The Other Catch is how SB 923 is sponsored and how US Health Works gets paid. When USHW gets paid for providing care to injured workers, a portion of the money goes to the non-physician management company and to the investors who own the USHW clinics. Not all the money that the Medicare RBRVS conversion raises would go to the PTPs. Payment for management services is paid by the physicians, the PTPs. SB 923 as written doesn't preclude USHW from increasing its management fees to the PTPs. Once the doctors' group has received this  pay increase thanks to passage of SB 923 the next step will be to share it with the management group. Some pundits think that this factor is the real reason USHW executives are pushing for passage of SB 923.
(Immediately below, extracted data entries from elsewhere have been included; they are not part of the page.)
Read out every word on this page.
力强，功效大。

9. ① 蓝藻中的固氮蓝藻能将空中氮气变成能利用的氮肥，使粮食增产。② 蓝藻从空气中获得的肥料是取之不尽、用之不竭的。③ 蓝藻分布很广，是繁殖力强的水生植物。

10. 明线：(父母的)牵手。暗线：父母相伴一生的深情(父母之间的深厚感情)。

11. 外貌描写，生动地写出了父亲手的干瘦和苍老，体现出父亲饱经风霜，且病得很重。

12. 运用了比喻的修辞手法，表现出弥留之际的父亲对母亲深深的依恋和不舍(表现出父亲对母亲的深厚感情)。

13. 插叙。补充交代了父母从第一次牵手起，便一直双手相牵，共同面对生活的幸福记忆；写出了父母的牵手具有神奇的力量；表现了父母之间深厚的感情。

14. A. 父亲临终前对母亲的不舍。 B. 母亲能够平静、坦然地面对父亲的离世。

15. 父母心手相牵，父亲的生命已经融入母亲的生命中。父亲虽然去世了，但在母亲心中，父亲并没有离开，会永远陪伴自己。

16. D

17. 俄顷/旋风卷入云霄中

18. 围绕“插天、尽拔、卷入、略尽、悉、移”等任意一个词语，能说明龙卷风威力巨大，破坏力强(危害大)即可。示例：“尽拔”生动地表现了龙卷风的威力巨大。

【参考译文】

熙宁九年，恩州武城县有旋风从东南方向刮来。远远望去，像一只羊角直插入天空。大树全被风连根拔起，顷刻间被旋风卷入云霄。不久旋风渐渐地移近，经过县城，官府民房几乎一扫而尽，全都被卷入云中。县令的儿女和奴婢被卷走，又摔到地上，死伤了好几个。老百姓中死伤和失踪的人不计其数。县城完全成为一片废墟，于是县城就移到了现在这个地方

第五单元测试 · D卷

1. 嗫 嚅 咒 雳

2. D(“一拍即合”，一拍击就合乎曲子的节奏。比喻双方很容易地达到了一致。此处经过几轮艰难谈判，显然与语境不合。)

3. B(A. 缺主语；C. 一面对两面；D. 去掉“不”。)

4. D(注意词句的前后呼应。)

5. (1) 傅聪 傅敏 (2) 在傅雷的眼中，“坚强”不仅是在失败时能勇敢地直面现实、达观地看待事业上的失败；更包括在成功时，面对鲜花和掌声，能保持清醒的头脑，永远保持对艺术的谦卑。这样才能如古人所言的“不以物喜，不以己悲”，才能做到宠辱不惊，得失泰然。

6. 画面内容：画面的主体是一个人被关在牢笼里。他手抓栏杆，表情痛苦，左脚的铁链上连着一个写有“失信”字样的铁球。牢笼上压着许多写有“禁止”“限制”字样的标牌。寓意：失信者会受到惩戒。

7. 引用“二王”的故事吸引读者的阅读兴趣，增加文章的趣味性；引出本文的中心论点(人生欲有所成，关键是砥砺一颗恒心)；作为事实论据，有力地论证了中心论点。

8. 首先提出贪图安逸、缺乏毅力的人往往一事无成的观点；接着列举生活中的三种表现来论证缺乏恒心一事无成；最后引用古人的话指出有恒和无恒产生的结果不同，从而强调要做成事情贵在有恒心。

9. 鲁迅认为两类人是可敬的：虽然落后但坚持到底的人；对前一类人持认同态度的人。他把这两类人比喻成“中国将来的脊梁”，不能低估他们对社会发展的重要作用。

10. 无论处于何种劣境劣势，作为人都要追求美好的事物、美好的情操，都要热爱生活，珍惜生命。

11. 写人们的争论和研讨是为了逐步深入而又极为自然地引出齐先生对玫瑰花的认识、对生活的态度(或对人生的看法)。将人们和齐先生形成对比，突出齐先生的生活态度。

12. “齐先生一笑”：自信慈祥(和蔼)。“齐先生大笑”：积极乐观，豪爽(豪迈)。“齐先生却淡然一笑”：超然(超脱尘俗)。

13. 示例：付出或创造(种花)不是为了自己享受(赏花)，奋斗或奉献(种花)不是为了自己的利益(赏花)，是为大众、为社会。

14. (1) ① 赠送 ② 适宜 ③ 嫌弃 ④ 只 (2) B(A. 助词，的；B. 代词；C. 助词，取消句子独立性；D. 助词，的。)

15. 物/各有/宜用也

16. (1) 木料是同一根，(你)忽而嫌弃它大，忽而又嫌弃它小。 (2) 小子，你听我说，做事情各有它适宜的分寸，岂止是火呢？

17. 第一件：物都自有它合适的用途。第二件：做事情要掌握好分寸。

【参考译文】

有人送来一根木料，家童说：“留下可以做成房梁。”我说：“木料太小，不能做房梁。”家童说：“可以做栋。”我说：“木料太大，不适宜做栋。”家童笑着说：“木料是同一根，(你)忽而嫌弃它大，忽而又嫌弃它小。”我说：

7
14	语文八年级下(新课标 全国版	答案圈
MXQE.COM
Does the OMFS pay too much? The OMFS was set up in  1975 as a market-based mechanism (the Medicare RBRVS is not). Specialists are paid 5% less for specialty procedures now than they were in 1986. By contrast, the Evaluation and Management codes (E & M codes) for PTPs have been increased three times since 1986.

Unpredicted consequences of SB 923 are likely to include loss of Medical Provider Networks (MPNs) when the MPNs lose enough specialists such that they no longer meet the standards of the Labor Code pursuant to the reforms implemented during the Schwarzenegger years since 2004 and passage into law of SB 899. Some states such as Hawaii and Texas had to revise their Medicare-based fee schedules to bring the specialists back in -- thereby defeating the very purpose of having voted in the Medicare RBRVS. The anticipated reductions in pay to the specialists would be from 20 to 48% under SB 923 -- at that rate many specialists would be obliged to quit the program. Robbing Peter to pay Paul is not sound economic policy.

Conclusion: SB 923 qualifies for our "bite the dust" recommendation. The OMFS is already low cost. Updating it is recommended. Getting rid of it would endanger the provision of care to injured workers.